Here is an alternative to Count Dracula's (correct) argument that emphasizes instead the constancy of the Hilbert polynomial for a flat family of projective schemes.
As above, assume that $Y$ is a DVR. For one fixed irreducible component $Z_{\eta}$ of $X_\eta$ of minimal dimension $d$, denote by $Z$ the Zariski closure of $Z_{\eta}$ in $X$ together with its closed immersion $u:Z\to X$. Denote by $W_{\eta}$ the union of all other irreducible components of $X_{\eta}$, and denote by $v:W\to X$ the closure of $W_\eta$ in $X$. By construction, both $Z$ and $W$ are flat over $Y$, since every associated point is a generic point of $Z_\eta$, resp. $W_\eta$.
The closed immersion $u$ and $v$ determine an associated morphism of $\mathcal{O}_X$-modules, $$(u^\#, v^\#):\mathcal{O}_X \to u_*\mathcal{O}_Z \oplus v_*\mathcal{O}_W.$$ The restriction of $(u^\#,v^\#)$ on $X_\eta$ is injective.
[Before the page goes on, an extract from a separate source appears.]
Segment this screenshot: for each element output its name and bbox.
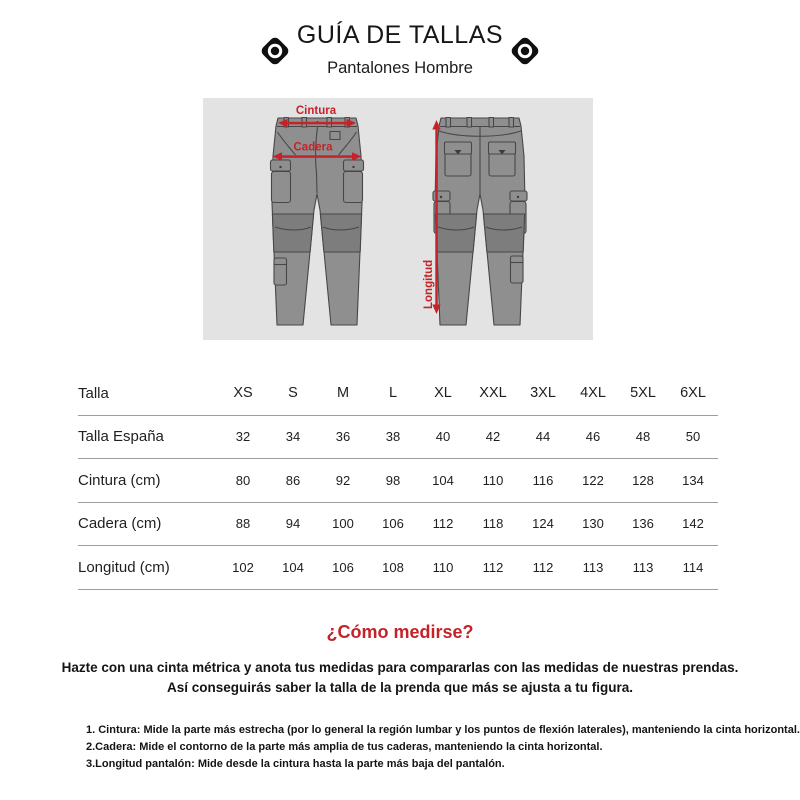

Thus the kernel of $(u^\#,v^\#)$ is a subsheaf of $\mathcal{O}_X$ that is torsion for $\mathcal{O}_Y$. Since $\mathcal{O}_X$ is flat over $\mathcal{O}_Y$, the kernel of $(u^\#,v^\#)$ is the zero sheaf.
Denote the quotient of $(u^\#,v^\#)$ by $\mathcal{Q}$. The restriction of $\mathcal{Q}$ on $X_\eta$ has support whose dimension is strictly smaller than the dimension of any irreducible component of $X_\eta$. In particular, the Hilbert polynomial of $\mathcal{O}_{X_\eta}$ agrees with the Hilbert polynomial of $\mathcal{O}_{Z_\eta}\oplus \mathcal{O}_{W_\eta}$ modulo the subspace of numerical polynomials of degree strictly less than $d = \text{dim}(Z_\eta)$.
Now consider the restriction $(u_0^\#,v_0^\#)$ of $(u^\#,v^\#)$ to the closed fiber $X_0$. By the flatness hypothesis, the Hilbert polynomials of the domain and target of this homomorphism equal the Hilbert polynomials on the generic fiber. Thus the difference of these Hilbert polynomials on $X_0$ equals the difference of these polynomials on $X_\eta$, and we know that this difference is a polynomial of degree strictly less than $d$. The cokernel of $(u_0^\#,v_0^\#)$ equals the restriction $\mathcal{Q}_0$. If the induced morphism $\mathcal{O}_{Z_0}\to \mathcal{Q}_0$ is nonzero at some generic point of $Z_0$, then the support of $\mathcal{Q}_0$ has an irreducible component of dimension $\geq d$. Thus the Hilbert polynomial of $\mathcal{Q}_0$ has degree $\geq d$. Since the difference polynomial has degree strictly less than $d$, the kernel of $(u_0^\#,v_0^\#)$ has Hilbert polynomial of degree $\geq d$ counterbalancing the Hilbert polynomial of $\mathcal{Q}_0$. In particular, the kernel of $(u_0^\#,v_0^\#)$ is not zero.
By the flatness hypothesis, every associated point of $X$ is contained in $X_\eta$. Thus, every generic point $\xi$ of $X_0$ is the specialization of a generic point that is either in $Z$ or in $W$. Thus the localization $\mathcal{O}_{X_0,\xi}$ either factors through $\mathcal{O}_{Z_0,\xi}$ or factors through $\mathcal{O}_{W,\xi}$. Therefore the kernel of $(u_0^\#,v_0^\#)$ is in the kernel of the localization at every generic point of $X_0$. Since the kernel is nonzero, $X_0$ has embedded associated points, contradicting the hypothesis that $X_0$ is geometrically reduced. Therefore, by way of contradiction, the support of $\mathcal{Q}_0$ does not contain $Z_0$. So $Z_0$ is not contained in $W_0$.
Now we continue by induction on the number of irreducible components, replacing $X$ by $W$.
Best Answer
If you have a flat, or even better a smooth morphism, then the intuition is that there is some sort of continuity along the fibres. It is then not unreasonable to make definitions by looking at fibres. (You should think about Erhesmann's theorem, which says that a smooth proper map of smooth manifolds is a fibre bundle. So if you want to have a bundle of, say, genus g surfaces over a manifold $X$, it is enough to ask for a proper smooth map $Y \to X$ each of whose fibres is a genus $g$ surface. Similarly, switching back to the language of algebraic geometry, if we want a family of genus $g$ curves, it makes sense to ask for a smooth proper map whose fibres are curves of genus $g$.)